De la pression pour la production canadienne de véhicules légers

La production de véhicules légers au Canada fait face à des difficultés persistantes. Depuis le début des années 2000, l’industrie est en déclin structurel : la production est passée de 2,9 millions de véhicules en 2000 à environ 1,2 million en 2025. Ce déclin s’inscrit dans une tendance de fond, mais deux facteurs récents ont aggravé la situation : les tensions commerciales avec les États-Unis et le ralentissement du marché des véhicules électriques.

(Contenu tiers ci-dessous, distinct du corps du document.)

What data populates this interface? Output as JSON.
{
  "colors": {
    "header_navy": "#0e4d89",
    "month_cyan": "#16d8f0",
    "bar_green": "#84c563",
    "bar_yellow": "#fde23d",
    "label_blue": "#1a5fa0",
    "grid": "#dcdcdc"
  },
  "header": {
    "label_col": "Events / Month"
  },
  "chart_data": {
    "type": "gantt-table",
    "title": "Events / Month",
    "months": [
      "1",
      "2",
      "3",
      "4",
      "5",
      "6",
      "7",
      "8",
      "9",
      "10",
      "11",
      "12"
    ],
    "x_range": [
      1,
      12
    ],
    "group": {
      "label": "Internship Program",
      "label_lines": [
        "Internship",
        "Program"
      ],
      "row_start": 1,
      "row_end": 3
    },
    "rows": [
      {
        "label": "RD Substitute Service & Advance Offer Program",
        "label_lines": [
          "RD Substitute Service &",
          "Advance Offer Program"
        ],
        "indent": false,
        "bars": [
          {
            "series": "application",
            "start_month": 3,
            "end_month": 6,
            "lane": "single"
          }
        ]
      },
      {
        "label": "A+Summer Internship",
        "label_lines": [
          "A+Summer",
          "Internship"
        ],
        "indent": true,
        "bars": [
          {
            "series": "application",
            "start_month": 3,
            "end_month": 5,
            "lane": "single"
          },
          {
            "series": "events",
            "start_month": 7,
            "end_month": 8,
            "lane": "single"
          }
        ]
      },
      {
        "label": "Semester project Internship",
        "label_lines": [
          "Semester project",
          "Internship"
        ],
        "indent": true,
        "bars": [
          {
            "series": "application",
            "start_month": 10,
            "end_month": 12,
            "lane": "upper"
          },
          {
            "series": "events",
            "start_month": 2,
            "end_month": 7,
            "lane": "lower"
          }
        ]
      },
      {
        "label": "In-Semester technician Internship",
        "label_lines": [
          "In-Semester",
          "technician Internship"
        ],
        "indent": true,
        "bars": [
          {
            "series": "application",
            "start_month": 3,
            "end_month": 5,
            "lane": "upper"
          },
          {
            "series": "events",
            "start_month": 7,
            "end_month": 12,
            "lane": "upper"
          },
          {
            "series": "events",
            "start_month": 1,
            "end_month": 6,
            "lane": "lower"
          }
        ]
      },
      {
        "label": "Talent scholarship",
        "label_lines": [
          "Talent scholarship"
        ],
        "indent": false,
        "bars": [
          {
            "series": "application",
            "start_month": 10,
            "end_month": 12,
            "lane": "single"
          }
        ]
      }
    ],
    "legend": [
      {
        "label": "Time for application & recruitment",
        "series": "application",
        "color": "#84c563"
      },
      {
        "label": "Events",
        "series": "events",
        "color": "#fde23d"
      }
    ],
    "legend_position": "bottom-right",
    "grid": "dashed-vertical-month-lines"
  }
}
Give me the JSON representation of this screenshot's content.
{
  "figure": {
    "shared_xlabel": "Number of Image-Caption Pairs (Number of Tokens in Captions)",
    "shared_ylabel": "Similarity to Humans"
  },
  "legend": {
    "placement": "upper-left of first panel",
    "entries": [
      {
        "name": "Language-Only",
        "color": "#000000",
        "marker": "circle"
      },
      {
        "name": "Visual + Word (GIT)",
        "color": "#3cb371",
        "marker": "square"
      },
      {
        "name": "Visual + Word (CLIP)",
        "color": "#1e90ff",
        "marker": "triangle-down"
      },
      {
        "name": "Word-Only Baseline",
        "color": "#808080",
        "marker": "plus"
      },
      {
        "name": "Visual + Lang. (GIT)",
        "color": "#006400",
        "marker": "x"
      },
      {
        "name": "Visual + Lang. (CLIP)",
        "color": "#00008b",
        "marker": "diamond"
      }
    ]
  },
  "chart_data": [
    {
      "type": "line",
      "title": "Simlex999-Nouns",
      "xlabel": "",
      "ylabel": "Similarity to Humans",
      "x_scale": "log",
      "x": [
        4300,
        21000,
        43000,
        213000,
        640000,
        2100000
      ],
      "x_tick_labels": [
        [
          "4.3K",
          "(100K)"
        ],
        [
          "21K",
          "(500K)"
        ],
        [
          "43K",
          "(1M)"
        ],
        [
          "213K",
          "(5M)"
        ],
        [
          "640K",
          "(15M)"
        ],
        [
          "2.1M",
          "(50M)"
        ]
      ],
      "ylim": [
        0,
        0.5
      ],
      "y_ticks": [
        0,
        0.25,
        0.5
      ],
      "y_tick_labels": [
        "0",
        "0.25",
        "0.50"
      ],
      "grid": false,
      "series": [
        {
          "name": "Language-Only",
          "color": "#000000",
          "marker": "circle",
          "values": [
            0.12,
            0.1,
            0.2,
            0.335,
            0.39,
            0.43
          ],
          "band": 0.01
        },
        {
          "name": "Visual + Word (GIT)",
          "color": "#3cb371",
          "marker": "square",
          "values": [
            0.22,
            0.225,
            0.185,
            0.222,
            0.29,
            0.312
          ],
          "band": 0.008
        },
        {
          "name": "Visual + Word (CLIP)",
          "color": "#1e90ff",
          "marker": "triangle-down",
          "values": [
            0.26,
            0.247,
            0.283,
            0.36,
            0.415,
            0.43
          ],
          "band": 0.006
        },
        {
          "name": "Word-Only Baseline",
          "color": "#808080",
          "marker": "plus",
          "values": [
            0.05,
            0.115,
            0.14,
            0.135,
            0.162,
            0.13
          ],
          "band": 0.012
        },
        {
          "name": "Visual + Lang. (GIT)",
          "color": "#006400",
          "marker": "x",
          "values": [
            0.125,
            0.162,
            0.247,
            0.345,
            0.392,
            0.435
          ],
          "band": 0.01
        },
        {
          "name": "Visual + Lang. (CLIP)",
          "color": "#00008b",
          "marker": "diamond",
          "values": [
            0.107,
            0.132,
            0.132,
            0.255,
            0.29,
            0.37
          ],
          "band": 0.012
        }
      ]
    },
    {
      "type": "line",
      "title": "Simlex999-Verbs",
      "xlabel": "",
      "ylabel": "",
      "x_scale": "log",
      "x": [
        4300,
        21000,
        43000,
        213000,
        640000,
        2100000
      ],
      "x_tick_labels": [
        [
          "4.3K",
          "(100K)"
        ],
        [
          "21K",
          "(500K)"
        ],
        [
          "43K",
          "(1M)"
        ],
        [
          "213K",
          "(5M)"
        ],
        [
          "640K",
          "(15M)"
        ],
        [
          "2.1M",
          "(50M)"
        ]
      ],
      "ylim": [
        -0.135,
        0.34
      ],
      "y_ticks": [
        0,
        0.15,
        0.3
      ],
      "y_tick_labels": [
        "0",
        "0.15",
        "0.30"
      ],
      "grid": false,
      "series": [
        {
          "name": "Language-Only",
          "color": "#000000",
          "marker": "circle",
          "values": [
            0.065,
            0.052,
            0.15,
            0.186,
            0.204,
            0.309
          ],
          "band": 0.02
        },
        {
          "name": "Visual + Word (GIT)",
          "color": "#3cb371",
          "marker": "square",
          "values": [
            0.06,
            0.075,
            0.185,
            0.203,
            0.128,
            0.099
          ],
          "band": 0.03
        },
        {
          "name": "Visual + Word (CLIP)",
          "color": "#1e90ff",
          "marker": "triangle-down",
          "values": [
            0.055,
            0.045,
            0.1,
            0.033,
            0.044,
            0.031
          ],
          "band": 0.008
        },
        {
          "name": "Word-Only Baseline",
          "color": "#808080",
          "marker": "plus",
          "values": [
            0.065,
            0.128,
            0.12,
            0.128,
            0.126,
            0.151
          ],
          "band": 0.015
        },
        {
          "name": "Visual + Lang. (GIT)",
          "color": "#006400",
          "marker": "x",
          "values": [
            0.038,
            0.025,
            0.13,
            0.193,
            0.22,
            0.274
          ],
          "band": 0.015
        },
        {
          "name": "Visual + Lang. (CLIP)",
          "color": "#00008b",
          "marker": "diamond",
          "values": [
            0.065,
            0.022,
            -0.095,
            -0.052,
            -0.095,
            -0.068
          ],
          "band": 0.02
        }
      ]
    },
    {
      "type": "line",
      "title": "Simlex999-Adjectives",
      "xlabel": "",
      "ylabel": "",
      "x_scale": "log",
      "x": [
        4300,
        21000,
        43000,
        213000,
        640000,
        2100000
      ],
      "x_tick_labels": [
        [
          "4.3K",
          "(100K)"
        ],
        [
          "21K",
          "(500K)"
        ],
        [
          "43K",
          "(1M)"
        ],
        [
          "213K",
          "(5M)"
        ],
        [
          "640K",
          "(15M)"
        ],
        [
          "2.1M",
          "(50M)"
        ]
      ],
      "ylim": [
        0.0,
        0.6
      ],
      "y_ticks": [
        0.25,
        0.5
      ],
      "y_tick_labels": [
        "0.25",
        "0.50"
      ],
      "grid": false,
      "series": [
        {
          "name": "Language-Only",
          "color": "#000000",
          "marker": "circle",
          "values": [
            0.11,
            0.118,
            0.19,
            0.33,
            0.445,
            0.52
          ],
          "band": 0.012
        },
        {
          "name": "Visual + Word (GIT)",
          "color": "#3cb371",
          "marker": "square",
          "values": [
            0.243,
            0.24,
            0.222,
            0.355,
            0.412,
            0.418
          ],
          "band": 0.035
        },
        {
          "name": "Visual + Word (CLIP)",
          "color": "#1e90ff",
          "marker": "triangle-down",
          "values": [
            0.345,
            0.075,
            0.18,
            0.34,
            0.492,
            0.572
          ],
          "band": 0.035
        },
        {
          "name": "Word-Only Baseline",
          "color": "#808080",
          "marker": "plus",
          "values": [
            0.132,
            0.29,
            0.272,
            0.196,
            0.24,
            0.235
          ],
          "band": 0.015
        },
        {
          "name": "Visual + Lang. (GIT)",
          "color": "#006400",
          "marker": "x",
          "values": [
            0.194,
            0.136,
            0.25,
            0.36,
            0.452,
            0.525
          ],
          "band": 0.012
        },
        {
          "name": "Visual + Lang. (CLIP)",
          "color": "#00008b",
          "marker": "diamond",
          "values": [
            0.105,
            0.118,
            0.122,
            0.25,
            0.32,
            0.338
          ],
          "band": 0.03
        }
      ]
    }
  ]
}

« Le secteur de l’assemblage automobile au Canada continue de faire face à des défis constants », a commenté Andrew King, associé directeur chez Desrosiers Automotive Consultants (DAC). « Néanmoins, le potentiel de la fabrication automobile au Canada demeure solide et il est essentiel que tous les paliers gouvernementaux poursuivent leurs efforts pour soutenir l’industrie. Plus important encore, des mesures doivent être prises pour enrayer le déclin à long terme de la productivité, » a-t-il ajouté.

En 2025, la production a légèrement diminué par rapport à 2024 (1,2 million contre 1,3 million). Toutefois, certains constructeurs se démarquent, notamment Toyota et Honda, qui continuent de bien performer grâce à leur engagement durable au Canada.

Stellantis a également augmenté sa production, avec de meilleures perspectives à Windsor, malgré l’incertitude entourant l’usine de Brampton. Du côté de Ford, la production a été plus faible en 2025, mais la modernisation de l’usine d’Oakville pourrait améliorer la situation à moyen terme.

Malgré ces défis, les experts estiment que le potentiel de l’industrie automobile canadienne demeure important. Toutefois, pour rester compétitif, le Canada devra améliorer sa productivité, maintenir le soutien gouvernemental et entreprendre des réformes structurelles urgentes.